Polygon is an EVM-L2 solution. It has multiple bridges to go to and from Polygon/Ethereum. One of these is the Plasma bridge, which uses transaction receipts to prove incoming/outgoing transaction information for token transfers. The user just needs to provide a proof of a withdraw event of the token on Polygon to obtain it. This event contains the amount and receiver of the transfer inside of it.
The proving process is done on a Merkle Patricia State Trie. This is a state trie that encodes data into it, making it searchable, that is used all over the EVM ecosystem. With a valid root hash and the existence proof within the state trie, it's possible to prove that the event happened. This requires that a checkpoint hash of the given block is proven.
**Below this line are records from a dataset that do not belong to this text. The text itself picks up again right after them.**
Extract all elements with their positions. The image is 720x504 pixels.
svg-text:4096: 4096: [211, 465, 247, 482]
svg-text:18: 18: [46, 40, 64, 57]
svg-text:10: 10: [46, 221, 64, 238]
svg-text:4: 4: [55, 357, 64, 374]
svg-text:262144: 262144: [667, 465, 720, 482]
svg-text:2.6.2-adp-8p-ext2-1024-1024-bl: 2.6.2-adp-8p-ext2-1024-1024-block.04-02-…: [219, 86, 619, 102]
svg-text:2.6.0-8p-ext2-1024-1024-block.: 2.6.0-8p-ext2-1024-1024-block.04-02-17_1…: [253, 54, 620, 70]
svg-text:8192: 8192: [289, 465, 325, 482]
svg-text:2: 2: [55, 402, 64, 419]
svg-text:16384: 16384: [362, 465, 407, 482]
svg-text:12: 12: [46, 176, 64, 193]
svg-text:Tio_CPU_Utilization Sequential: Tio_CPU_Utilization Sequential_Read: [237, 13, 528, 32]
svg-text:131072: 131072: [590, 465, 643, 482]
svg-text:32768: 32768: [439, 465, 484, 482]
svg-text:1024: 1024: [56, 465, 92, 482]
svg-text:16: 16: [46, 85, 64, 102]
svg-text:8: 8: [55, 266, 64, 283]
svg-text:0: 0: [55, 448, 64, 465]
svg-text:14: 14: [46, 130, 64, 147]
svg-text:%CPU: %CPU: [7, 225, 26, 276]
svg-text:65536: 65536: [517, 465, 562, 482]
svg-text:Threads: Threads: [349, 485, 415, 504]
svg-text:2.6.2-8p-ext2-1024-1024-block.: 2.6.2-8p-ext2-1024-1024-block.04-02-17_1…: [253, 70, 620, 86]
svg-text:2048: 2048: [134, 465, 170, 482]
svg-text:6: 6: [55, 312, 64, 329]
The first vulnerability is an issue within the MerklePatriciaProof verification library. When providing data against an MPT root hash, it requires the trie's nodes and path. The recipient is an RLP-encoded transaction index. These tries have prefixes that define length extension information. The library enabled early stopping at an extension node by simply providing a shorter proof path. This creates a parsing differential between reality and what the proof sees. By doing this, the 7th parameter in the exit payload is completely controllable!
The RLPReader library had a memory corruption issue during parsing. The code has a simple memory pointer and loops over each element. For each element, it adds the length value and copies the data to get the entry. The library blindly trusts the length of a value to be valid, not considering it could go into other memory of the program. As a result, the parser can read beyond the expected bounds into memory.
Now we have two issues: an out of bounds read and a parser differential. Without the OOB read, the parser differential is unexploitable because the hash data requires as the value is random and likely cannot be parsed into a valid transaction. To get this to work, the extension node hash must be parsable as a valid receipt, which has a lot of requirements. They wrote a script to search the whole chain history for extension node hashes that would work in this case and did find a few.
The parser differential is completely separate from the exploitability of this; we just need a single valid tx for this exploit to work. Once we have the differential, we can use the out of bounds read to perform the exploit. To exploit this, we need Solidity to read from dirty memory (data that hasn't been cleaned up yet) with data that we control. Because of the order of operations, only the ERC20PredicateBurnOnly code was affected; it has a CALL opcode before the parsing that writes data to memory that is controllable. By having the parser read this data, we can control the logs that are processed.
This exploit is super clever! It required a small parsing discrepancy to begin with. After this issue occurred, it exploited a bug in the RLPReader library. The developers likely made the reasonable assumption that all data processed by the library would already have been validated. Although this is true, it doesn't account for a bug in the validation. Once you get past the initial validation, the code typically becomes much softer.